Unfortunately meetings are not only used to solve problems and discuss projects. They can become open forums for individuals to "perform" and assert their positions and status, thus creating dynamics (or behavioural games) that are peculiar to that particular group of people, in that particular setting.

In addition to discussing business, people use meetings for a variety of reasons. Have you ever witnessed any of these?

  • To get noticed – where else are you given the opportunity to stand up and present in front of senior staff?
  • To exhibit their dominance – it isn’t anything against you personally, they just can’t help demonstrating their superiority by talking everyone down.
  • To push through their own ideas – by hijacking the meeting or using coercive techniques
  • To demonstrate the importance of their ideas – by pushing the ideas of others down
  • To play games – such as setting one party off against the other
  • To promote their own creativity – by describing a problem, and then magically appearing to solve the problem themselves.

It is impossible not to be involved in the dynamics of a meeting, unless you are purely an observer. Your very presence contributes towards the dynamic mix! However, if you feel that some of the participants are using the meeting to play their own games, discuss this with your manager, too! It can be a real time-waster if you become merely an audience for other people's manoeuvering.

Follow up

Always follow up any meeting with a full de-brief to your manager, together with an outline of any action points attributed to them. It may be that you become more involved in the entire project through follow-up work and implementing some of the actions.
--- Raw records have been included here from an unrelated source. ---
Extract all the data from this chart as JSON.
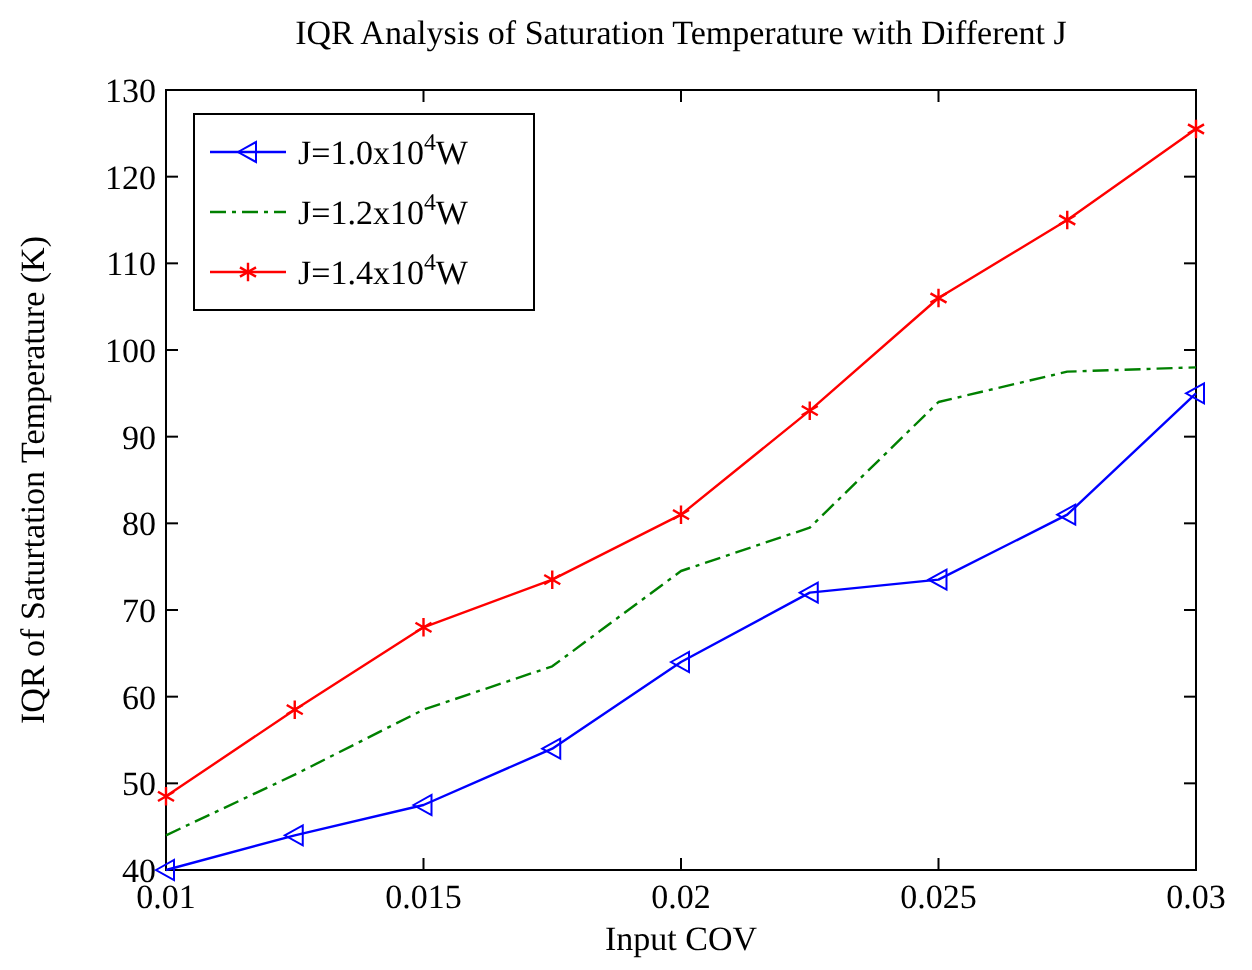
{
  "chart_data": {
    "type": "line",
    "title": "IQR Analysis of Saturation Temperature with Different J",
    "xlabel": "Input COV",
    "ylabel": "IQR of Saturtation Temperature (K)",
    "x": [
      0.01,
      0.0125,
      0.015,
      0.0175,
      0.02,
      0.0225,
      0.025,
      0.0275,
      0.03
    ],
    "series": [
      {
        "name": "J=1.0x10$^{4}$W",
        "color": "#0000ff",
        "marker": "triangle",
        "line_style": "solid",
        "values": [
          40,
          44,
          47.5,
          54,
          64,
          72,
          73.5,
          81,
          95
        ]
      },
      {
        "name": "J=1.2x10$^{4}$W",
        "color": "#008000",
        "marker": "none",
        "line_style": "dashed",
        "values": [
          44,
          51,
          58.5,
          63.5,
          74.5,
          79.5,
          94,
          97.5,
          98
        ]
      },
      {
        "name": "J=1.4x10$^{4}$W",
        "color": "#ff0000",
        "marker": "cross",
        "line_style": "solid",
        "values": [
          48.5,
          58.5,
          68,
          73.5,
          81,
          93,
          106,
          115,
          125.5
        ]
      }
    ],
    "xlim": [
      0.01,
      0.03
    ],
    "xticks": [
      0.01,
      0.015,
      0.02,
      0.025,
      0.03
    ],
    "ylim": [
      40,
      130
    ],
    "yticks": [
      40,
      50,
      60,
      70,
      80,
      90,
      100,
      110,
      120,
      130
    ],
    "grid": false,
    "legend": "top left"
  }
}
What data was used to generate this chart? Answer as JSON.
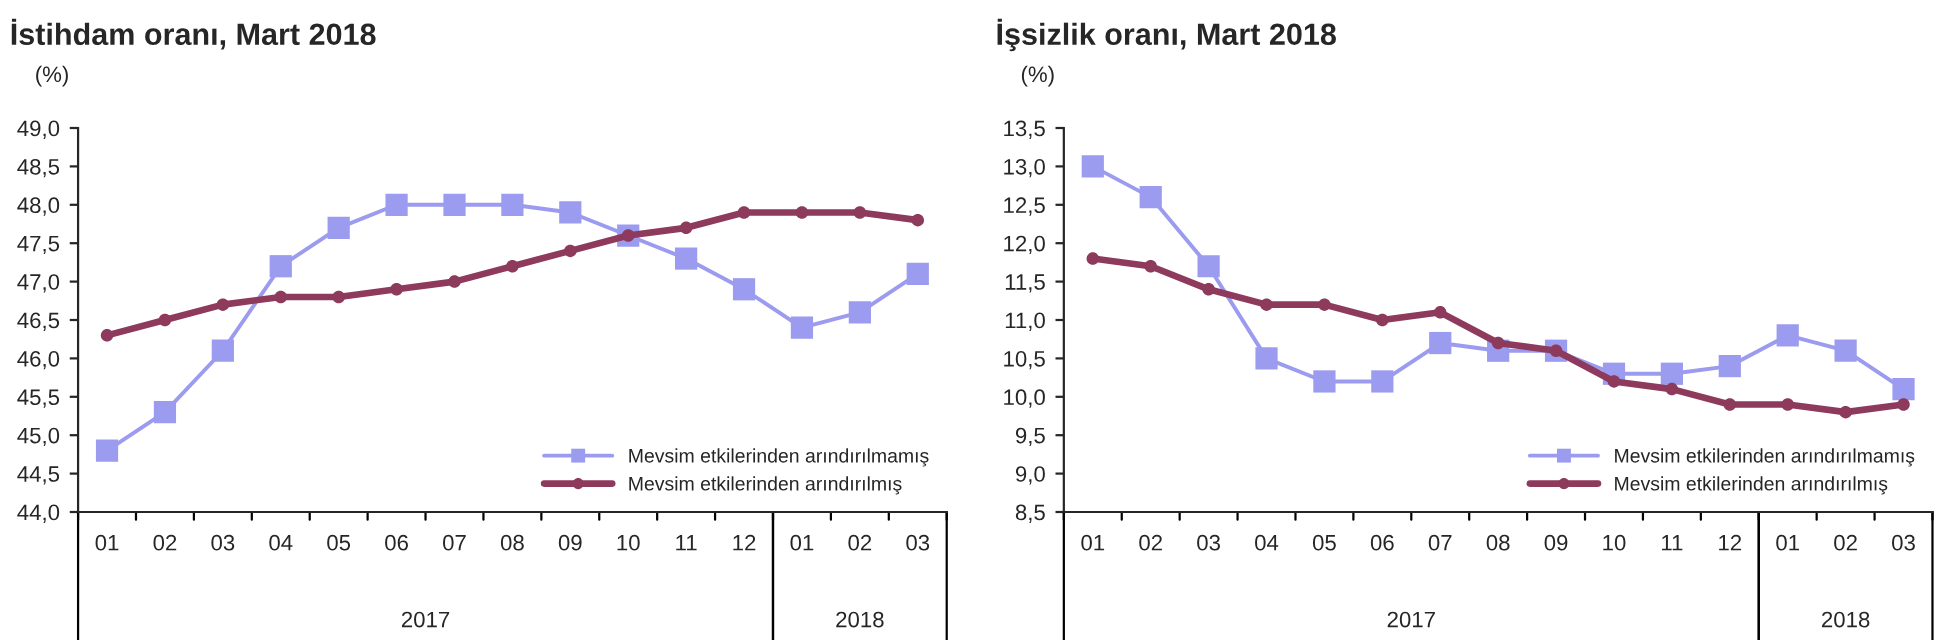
{
  "chart_data": [
    {
      "type": "line",
      "title": "İstihdam oranı, Mart 2018",
      "ylabel": "(%)",
      "categories": [
        "01",
        "02",
        "03",
        "04",
        "05",
        "06",
        "07",
        "08",
        "09",
        "10",
        "11",
        "12",
        "01",
        "02",
        "03"
      ],
      "series": [
        {
          "name": "Mevsim etkilerinden arındırılmamış",
          "color": "#9b9bef",
          "marker": "square",
          "values": [
            44.8,
            45.3,
            46.1,
            47.2,
            47.7,
            48.0,
            48.0,
            48.0,
            47.9,
            47.6,
            47.3,
            46.9,
            46.4,
            46.6,
            47.1
          ]
        },
        {
          "name": "Mevsim etkilerinden arındırılmış",
          "color": "#8e3a5c",
          "marker": "circle",
          "values": [
            46.3,
            46.5,
            46.7,
            46.8,
            46.8,
            46.9,
            47.0,
            47.2,
            47.4,
            47.6,
            47.7,
            47.9,
            47.9,
            47.9,
            47.8
          ]
        }
      ],
      "ylim": [
        44,
        49
      ],
      "yticks": [
        {
          "value": 44,
          "label": "44,0"
        },
        {
          "value": 44.5,
          "label": "44,5"
        },
        {
          "value": 45,
          "label": "45,0"
        },
        {
          "value": 45.5,
          "label": "45,5"
        },
        {
          "value": 46,
          "label": "46,0"
        },
        {
          "value": 46.5,
          "label": "46,5"
        },
        {
          "value": 47,
          "label": "47,0"
        },
        {
          "value": 47.5,
          "label": "47,5"
        },
        {
          "value": 48,
          "label": "48,0"
        },
        {
          "value": 48.5,
          "label": "48,5"
        },
        {
          "value": 49,
          "label": "49,0"
        }
      ],
      "annotations": [
        "2017",
        "2018"
      ],
      "legend": "bottom right",
      "grid": false
    },
    {
      "type": "line",
      "title": "İşsizlik oranı, Mart 2018",
      "ylabel": "(%)",
      "categories": [
        "01",
        "02",
        "03",
        "04",
        "05",
        "06",
        "07",
        "08",
        "09",
        "10",
        "11",
        "12",
        "01",
        "02",
        "03"
      ],
      "series": [
        {
          "name": "Mevsim etkilerinden arındırılmamış",
          "color": "#9b9bef",
          "marker": "square",
          "values": [
            13.0,
            12.6,
            11.7,
            10.5,
            10.2,
            10.2,
            10.7,
            10.6,
            10.6,
            10.3,
            10.3,
            10.4,
            10.8,
            10.6,
            10.1
          ]
        },
        {
          "name": "Mevsim etkilerinden arındırılmış",
          "color": "#8e3a5c",
          "marker": "circle",
          "values": [
            11.8,
            11.7,
            11.4,
            11.2,
            11.2,
            11.0,
            11.1,
            10.7,
            10.6,
            10.2,
            10.1,
            9.9,
            9.9,
            9.8,
            9.9
          ]
        }
      ],
      "ylim": [
        8.5,
        13.5
      ],
      "yticks": [
        {
          "value": 8.5,
          "label": "8,5"
        },
        {
          "value": 9,
          "label": "9,0"
        },
        {
          "value": 9.5,
          "label": "9,5"
        },
        {
          "value": 10,
          "label": "10,0"
        },
        {
          "value": 10.5,
          "label": "10,5"
        },
        {
          "value": 11,
          "label": "11,0"
        },
        {
          "value": 11.5,
          "label": "11,5"
        },
        {
          "value": 12,
          "label": "12,0"
        },
        {
          "value": 12.5,
          "label": "12,5"
        },
        {
          "value": 13,
          "label": "13,0"
        },
        {
          "value": 13.5,
          "label": "13,5"
        }
      ],
      "annotations": [
        "2017",
        "2018"
      ],
      "legend": "bottom right",
      "grid": false
    }
  ]
}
Take every opportunity to deputise for your manager by partaking fully in meetings. Being an active participant can be a stimulating and developing experience, and offers great networking opportunities – after all, only meetings offer you a regular showcase for you to impress a large audience of decision makers with your professionalism, communication skills and style!

Making yourself heard in meetings
  • Try not to get nervous, read up on the previous set of minutes, and ask your manager about any contentious issues
  • If you need to speak or raise an item, take a deep breath and deliver your point assertively
  • Meeting styles vary. Some will require the speaker to stand, others do not. Follow the practice of everyone else
  • If you need to deliver an item in a meeting, think about what you need to say beforehand and try to give it some structure. Consider what the other participants may need to know
  • Use positive body language and try to minimise any distracting habits such as pencil chewing or pen tapping
  • Be aware that other people may try to dominate the meeting – this is not directed as a personal slight but is often driven by dynamics
  • Never feel that you have to agree to issues there and then. It is quite acceptable to say, “I need to take this back to my manager for further discussion (or their authority)”
If you feel you need to attend more meetings, consider undertaking training in negotiating skills

Karen Mannering is the director of Karen Mannering Portfolios, a personal development consultancy, and the author of several business management books. She specialises in the promotion of women in the workplace, offering solid career advice and coaching.